Nov
10
2008
The ice age of finance
peter
One would think that you can actually learn from the past, but yet again we find ourselves at the same point we were back in 1929, during the Great Depression, making the same mistakes. History has a strange way of repeating itself.
The world financial crisis has been the top news this past month, and when it comes to America we can say that it has taken its first victims.
Since the crisis struck America, thousands of people are being left on the streets with no job, and more importantly, with no any idea of how much time it’s going to be, before things start going their way.
If how the crisis occurred could be described in a few words, this is how it would sound: the banks were giving out credits for houses and real estate to poor people, which a large number of them could not pay back. So the banks confiscated the houses, and because of the recession in the purchasing power, the banks couldn’t resell the confiscated property.
This is a very simple and plain explanation of how the crisis in America occurred, which had a chain reaction and has spread to the rest of the world as a trickle down effect. It has resulted in decreasing in the value of stock, cancellation of giving out credit loans, and restriction of trade transactions.

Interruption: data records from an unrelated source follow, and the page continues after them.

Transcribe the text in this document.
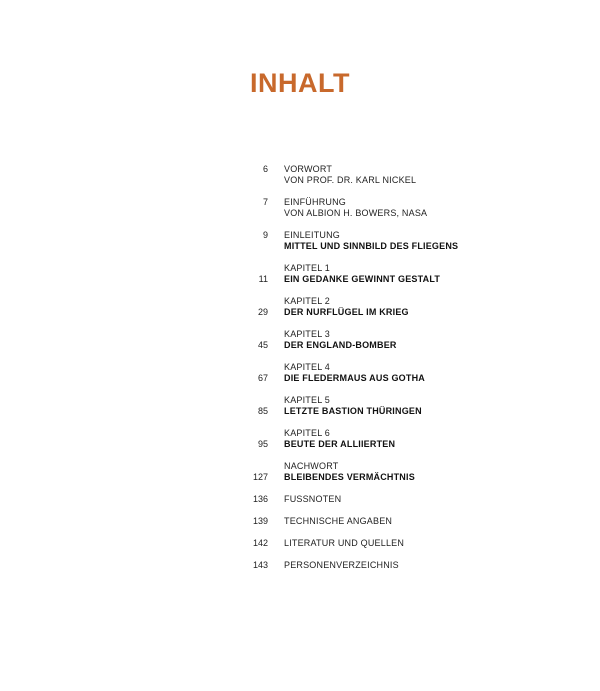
INHALT
6 VORWORT
VON PROF. DR. KARL NICKEL
7 EINFÜHRUNG
VON ALBION H. BOWERS, NASA
9 EINLEITUNG
MITTEL UND SINNBILD DES FLIEGENS
11
KAPITEL 1
EIN GEDANKE GEWINNT GESTALT
29
KAPITEL 2
DER NURFLÜGEL IM KRIEG
45
KAPITEL 3
DER ENGLAND-BOMBER
67
KAPITEL 4
DIE FLEDERMAUS AUS GOTHA
85
KAPITEL 5
LETZTE BASTION THÜRINGEN
95
KAPITEL 6
BEUTE DER ALLIIERTEN
127
NACHWORT
BLEIBENDES VERMÄCHTNIS
136 FUSSNOTEN
139 TECHNISCHE ANGABEN
142 LITERATUR UND QUELLEN
143 PERSONENVERZEICHNIS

The series of dark reports of the state of the American economy are being stimulated by data of the fall of stocks in the stock market and the employment market. Some think that the crisis may last up to five years.
The financial system that we know was used up by the predator model unknown to the greater part of the world’s population, but had influenced every aspect of living, despite the fact that we didn’t and still don’t know how it works.
It is for us to wait and see how the economy is going to bounce back, and how much this is going to take.